Incidentally, whilst I was out, that sneaky farmer used his chain saw (which I had expressly forbidden him to do because of his balance problem) to saw down three dead  fir trees in the front garden.  In the centre of the largest was a nest which looked suspiciously like a robin's nest.  I hope it was the one who built in the watering can earlier in the year - do you remember the farmer inadvertently picked up the can and disturbed Mrs. Robin and she never returned to her eggs.

Thursday, 2 October 2014

The National Health Service

Our nearest hospital is The Friarage Hospital in Northallerton, about twenty five miles away.   It is a known and trusted hospital and most people here would choose to go there.
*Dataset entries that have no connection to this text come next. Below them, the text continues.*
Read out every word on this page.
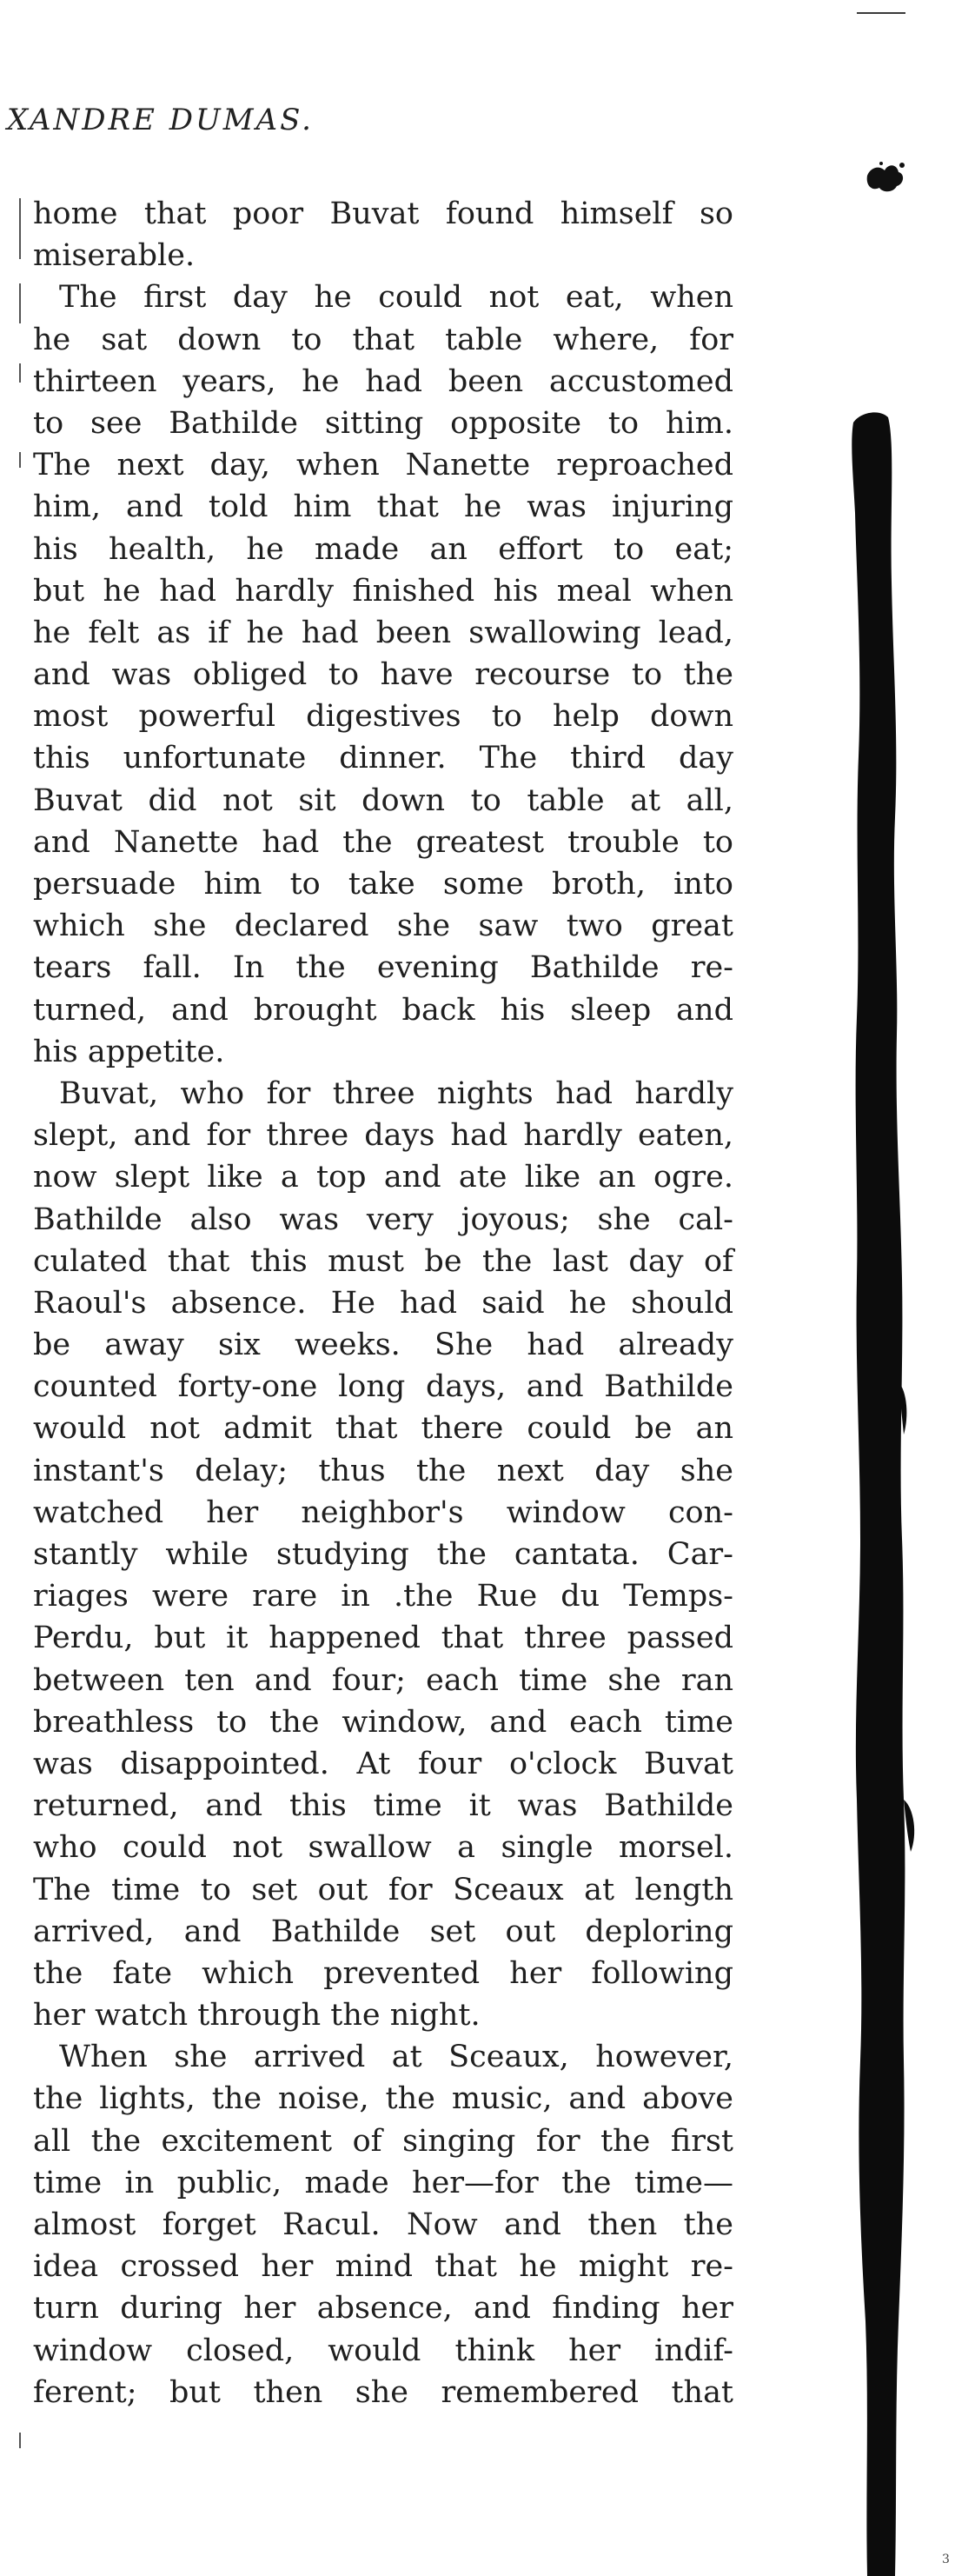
XANDRE DUMAS.
home that poor Buvat found himself so
miserable.
The first day he could not eat, when
he sat down to that table where, for
thirteen years, he had been accustomed
to see Bathilde sitting opposite to him.
The next day, when Nanette reproached
him, and told him that he was injuring
his health, he made an effort to eat;
but he had hardly finished his meal when
he felt as if he had been swallowing lead,
and was obliged to have recourse to the
most powerful digestives to help down
this unfortunate dinner. The third day
Buvat did not sit down to table at all,
and Nanette had the greatest trouble to
persuade him to take some broth, into
which she declared she saw two great
tears fall. In the evening Bathilde re-
turned, and brought back his sleep and
his appetite.
Buvat, who for three nights had hardly
slept, and for three days had hardly eaten,
now slept like a top and ate like an ogre.
Bathilde also was very joyous; she cal-
culated that this must be the last day of
Raoul's absence. He had said he should
be away six weeks. She had already
counted forty-one long days, and Bathilde
would not admit that there could be an
instant's delay; thus the next day she
watched her neighbor's window con-
stantly while studying the cantata. Car-
riages were rare in .the Rue du Temps-
Perdu, but it happened that three passed
between ten and four; each time she ran
breathless to the window, and each time
was disappointed. At four o'clock Buvat
returned, and this time it was Bathilde
who could not swallow a single morsel.
The time to set out for Sceaux at length
arrived, and Bathilde set out deploring
the fate which prevented her following
her watch through the night.
When she arrived at Sceaux, however,
the lights, the noise, the music, and above
all the excitement of singing for the first
time in public, made her—for the time—
almost forget Racul. Now and then the
idea crossed her mind that he might re-
turn during her absence, and finding her
window closed, would think her indif-
ferent; but then she remembered that
3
Our nearest large hospital is The James Cook University Hospital in  Middlesbrough, about forty miles away.   It is a state of the art building, much more modern and much larger than The Friarage but not nearly so well-trusted by 'the locals'.  As an incomer I personally have no difficulty with James Cook, which is where I go for almost all of my treatment - and the farmer and I have got the journey worked out to a minimum.

Now they are closing parts of the Friarage Hospital and re-directing patients to Middlesbrough - mostly children and over night care in emergency.  Parents of young children are naturally worried that in an emergency their children have to travel an extra twenty miles in the middle of the night.

I was thinking about all this when our friends were over from The Netherlands.   In so many ways we are so very lucky with our National Health Service.   It has been going so long that we tend to take it for- granted.   Yes, there are huge flaws in it, but by and large we get good treatment and we don't have to worry about paying for it.   Our Dutch friends have to pay around £1200 each per year for their medical treatment. The cost of treatment in USA is even greater.

I think it is worth bearing this in mind  even though we could almost all of us tell a story about something that was badly organised, or went wrong.  I for one am jolly pleased I live in the UK. 

Wednesday, 1 October 2014

At last!

At last the prevailing wind is blowing from the West and the farmer can have a bonfire.   The huge pile of rubbish (being replenished with various  hedge cuttings as I write this) is burning.   For the last few weeks what wind there has been seems to have always been from the North which would have meant that all the smoke would have arrived at the farmhouse - not good.

Now all the 'rubbish' can be burnt before the week-end, when it is forecast there will be rain.  If it had to be left until after then the whole pile would have to dry out again. 

This Summer has been remarkable - at least July and September have been (a bit of a blip in August).  It has brought to mind the Summers of my childhood, when we used to set off on our bikes after breakfast, a pile of sandwiches and a bottle of orange in our bike bags, and go somewhere for the day - fishing with our nets in some little beck somewhere, swimming in the river, blackberrying, gathering mushrooms - we always found something to do.   There was so little traffic in our village so the roads were relatively safe.  And - above all - the weather seemed always to be kind.

There must have been bad Summers, mustn't there?  Perhaps I choose to forget those.

The field opposite, where only a couple of weeks ago they were cutting the corn, has been 'mucked' and then ploughed and resown both together - all in the space of a day.   The field in front of it, alongside the lane and right opposite our farmhouse, has been sprayed off - you will see that the grass is yellowing and dying.  This afternoon they are spreading a thick layer of slurry (thank goodness for that West wind) - soon, says the farmer, it will be ploughed and sown too.   This field has been grass as long as the farmer has lived here.   The farm has recently been sold, so it is all change.

I just went down the yard to have a look at the state of the bonfire after my lunchtime walk with Tess (and a long chat with E, an old farmer friend,)

 and Blackie, ever the opportunist, met me on the lookout for a saucer of milk.  I actually managed to snap him in the middle of a miaow!